The pixels dimension D of the input data is 678, the number of hidden units M is 25, and the desired average activation λ of the hidden units is set to 0.01. After the operation of SAE, the dimension of the original data is downsized from 678 to 25. Therefore, SAE also plays an important role in dimension reduction.

Feature clustering analysis

Before clustering, we normalized the features extracted by PCA and SAE respectively to ensure that the data has the same magnitude in different dimensions, which is beneficial to improve the experiments result. We set different radius to get different clustering result. Since the whole process is performed under unsupervised condition and the purpose is to detect the degree of disease under continuous change, it is hard to judge the clustering result very accurately. In addition, the mural pigments are diverse and complicated, it is hard to find the area which is completely free from flaking only by human eyes, so we finally choose the clustering result that can divide the macroscopic flaking area into the same category.

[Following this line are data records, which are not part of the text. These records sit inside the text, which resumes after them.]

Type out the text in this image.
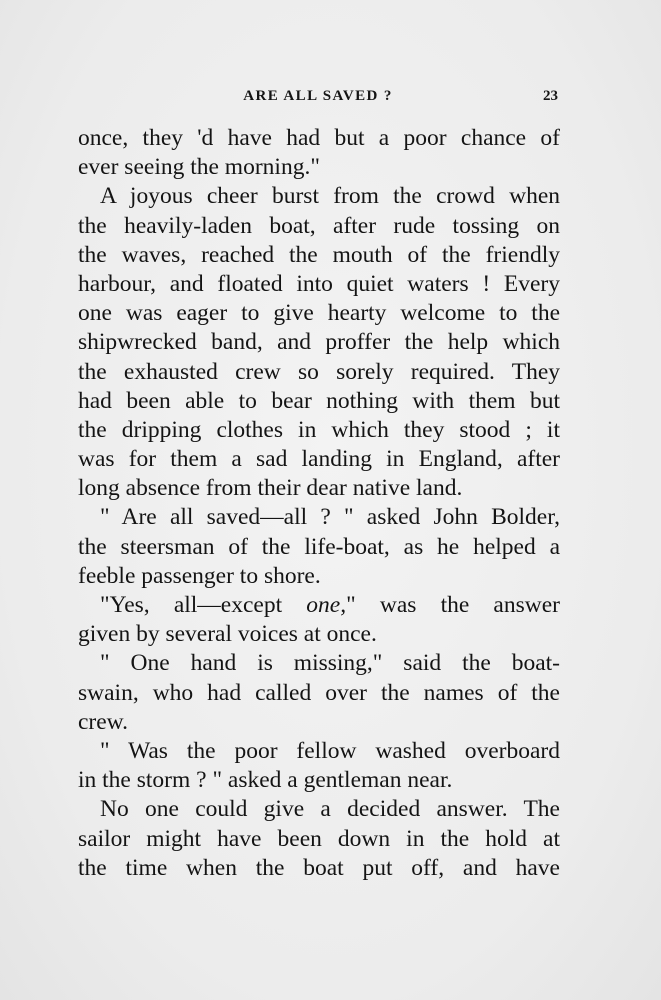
ARE ALL SAVED ?	23
once, they 'd have had but a poor chance of
ever seeing the morning."
A joyous cheer burst from the crowd when
the heavily-laden boat, after rude tossing on
the waves, reached the mouth of the friendly
harbour, and floated into quiet waters ! Every
one was eager to give hearty welcome to the
shipwrecked band, and proffer the help which
the exhausted crew so sorely required. They
had been able to bear nothing with them but
the dripping clothes in which they stood ; it
was for them a sad landing in England, after
long absence from their dear native land.
" Are all saved—all ? " asked John Bolder,
the steersman of the life-boat, as he helped a
feeble passenger to shore.
"Yes, all—except one," was the answer
given by several voices at once.
" One hand is missing," said the boat-
swain, who had called over the names of the
crew.
" Was the poor fellow washed overboard
in the storm ? " asked a gentleman near.
No one could give a decided answer. The
sailor might have been down in the hold at
the time when the boat put off, and have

Calculating the distance in feature space

First of all, we find the center point of the flaking area which is divided into the same class approximately, and define the center point as cp. Two different methods to find cp are as follows, method I aims to find a core point, which has the largest number of core points in the radius field; method II focus on constantly reduce the value of the radius, and take the final core point as the center point. Experimental results show that method II is more effective.

Secondly, if the point p and point cp are in the same class, we directly calculate the Euclidean distance between them and use it as the distance from the point of flaking disease. Otherwise, if p and cp are in different classes, then it means that those two points are not reachable in density, the direct calculation of the Euclidean distances between them is incomplete. We believe the distance between p and cp must be greater than a maximum, which is determined by cp and the points which belong to the same category as cp. The distance calculation method between points from different classes is concluded as follows:

$$Dis(p,cp)=\sqrt{\sum _{i=1}^{n}{({p}_{i}-c{p}_{i})}^{2}}+\,\max (\sqrt{\sum _{i=1}^{n}{({q}_{i}^{j}-c{p}_{i})}^{2}})(j=1,2,\ldots ,m)$$
(5)

Here n is the dimension of the pixel in the feature space, q is the collection of the points which are in the same class with cp, and m is the number of the collection and qj means the j-th sample of the collection.